Submitted by Matthew on 19 November, 2013 - 7:34

In June 2007, “remote Aboriginal communities in the Northern Territory were invaded and martial law imposed”. So Diane Fieldes put it in the Australian journal Socialist Alternative, and she wasn't wrong.

Six hundred troops were deployed. Aboriginals faced compulsory acquisition of townships; the “quarantining” of a proportion of their welfare benefits; new restrictions on alcohol; and the closure of government programmes which gave some of them part-time employment.

In its initial form, pushed through by John Howard's conservative government in the run-up to the 2007 federal election, this “intervention” included a clause exempting the government from Australia's own Racial Discrimination Act. That was (eventually, in 2010) changed by the Labor government which followed, but the basics of the “intervention” remain in force.

The measures were justified by panic claims about child abuse in Aboriginal communities. Since then, not a single specific prosecution for child abuse has resulted from the measures.

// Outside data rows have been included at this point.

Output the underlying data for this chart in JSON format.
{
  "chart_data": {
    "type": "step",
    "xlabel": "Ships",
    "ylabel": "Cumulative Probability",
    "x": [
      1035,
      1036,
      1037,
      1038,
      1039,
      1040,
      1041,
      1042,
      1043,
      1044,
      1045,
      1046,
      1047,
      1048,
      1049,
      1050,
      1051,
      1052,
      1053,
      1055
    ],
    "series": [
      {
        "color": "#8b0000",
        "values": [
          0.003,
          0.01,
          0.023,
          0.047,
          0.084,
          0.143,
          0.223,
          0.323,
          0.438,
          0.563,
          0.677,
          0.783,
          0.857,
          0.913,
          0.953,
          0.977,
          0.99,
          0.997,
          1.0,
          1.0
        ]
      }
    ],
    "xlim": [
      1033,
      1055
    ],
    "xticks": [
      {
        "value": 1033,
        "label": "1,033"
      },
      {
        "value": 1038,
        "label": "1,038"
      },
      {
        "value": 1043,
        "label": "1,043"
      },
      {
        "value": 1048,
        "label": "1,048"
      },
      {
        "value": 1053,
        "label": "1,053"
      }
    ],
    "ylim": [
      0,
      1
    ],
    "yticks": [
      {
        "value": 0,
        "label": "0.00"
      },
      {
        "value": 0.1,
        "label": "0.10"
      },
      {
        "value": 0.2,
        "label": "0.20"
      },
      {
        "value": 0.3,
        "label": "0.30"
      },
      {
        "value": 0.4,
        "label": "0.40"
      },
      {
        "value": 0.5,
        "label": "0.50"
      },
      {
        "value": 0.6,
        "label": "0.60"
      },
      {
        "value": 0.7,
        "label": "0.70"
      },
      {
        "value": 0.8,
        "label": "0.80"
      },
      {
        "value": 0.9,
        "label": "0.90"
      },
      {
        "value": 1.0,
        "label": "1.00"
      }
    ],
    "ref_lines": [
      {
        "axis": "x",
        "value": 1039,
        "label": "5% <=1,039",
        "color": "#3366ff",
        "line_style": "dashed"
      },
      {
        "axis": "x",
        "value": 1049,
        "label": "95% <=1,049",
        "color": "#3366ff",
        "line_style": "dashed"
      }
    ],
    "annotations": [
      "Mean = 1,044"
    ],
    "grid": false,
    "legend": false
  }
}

Again, Aboriginal Australians, overall, drink less alcohol than non-Aboriginals. Twice as big a proportion of Aboriginal Australians as of non-Aboriginals don't drink alcohol at all. More Aboriginals have their health dramatically damaged by binge-drinking. That is because of the social conditions they live in, and to be remedied by changing those conditions, not by troops and police.

The intervention is the centrepiece of John Pilger's new film, Utopia. Around it he adds coverage of other issues: the massacres of Aboriginals by early white settlers; the Stolen Generation of lighter-skinned Aboriginal children taken from their parents to be brought up in white families; the campaigns against Aboriginal deaths in police custody. (Indigenous people are a quarter of the prison population of Australia, though only 3% of the general population).

The film is given an odd tone by being narrated throughout by Pilger himself. Since he has, somehow, lost his Australian accent and got an oddly drawling, posh English one, and is now 74, the story comes across somewhat as an elderly gentleman travelling round Australia, and being naively shocked at conditions in Aboriginal communities and by racist attitudes or bureaucratic stonewalling from white Australians.

Pilger gives Arthur Murray, a one-time Aboriginal union organiser and then a campaigner on deaths in custody, a chance to speak on film, but most of the Aboriginals in the film come on screen as helpless paupers in remote communities or as members of the small minority of Aboriginals who have got jobs in the media or the art world or official structures.

Actually about 60% of Australia's Aboriginal and Torres Strait Islander population lives in big cities or in relatively densely populated parts of the country. Only about 20% live in remote areas.

The Northern Territory Aboriginal population targeted by the intervention was about 45,000 out of Australia's total of 670,000 Aboriginals and Torres Strait Islanders; and those 45,000 scattered over a large number of small and remote communities.

That is one reason why the protests against the intervention were relatively small, mostly just the activist left and a small number of Aboriginal activists.

Another reason was that many of the highest-profile Aboriginal political figures — Noel Pearson, Marcia Langton, Bess Price, Warren Mundine — supported the intervention. So far as I can understand it, they could see no other answer to the social problems of remote Aboriginal communities which have been completely cut off from their traditional modes of life, and forcibly semi-integrated into Australian settler society, but as paupers.

Yet Vince Forrester, a central Australian Aboriginal leader who features in the film, came to Sydney in 2008 for a protest against the intervention, and, despite everything, said: “I feel a change in Australian society. The general population wants to change the situation that Indigenous people are in”.

Many young white Australians are consciously anti-racist. Lacking is a labour movement assertive and strong enough not just to mouth good sentiments but to rally those young Australians and help Aboriginals come forward as leaders and organisers.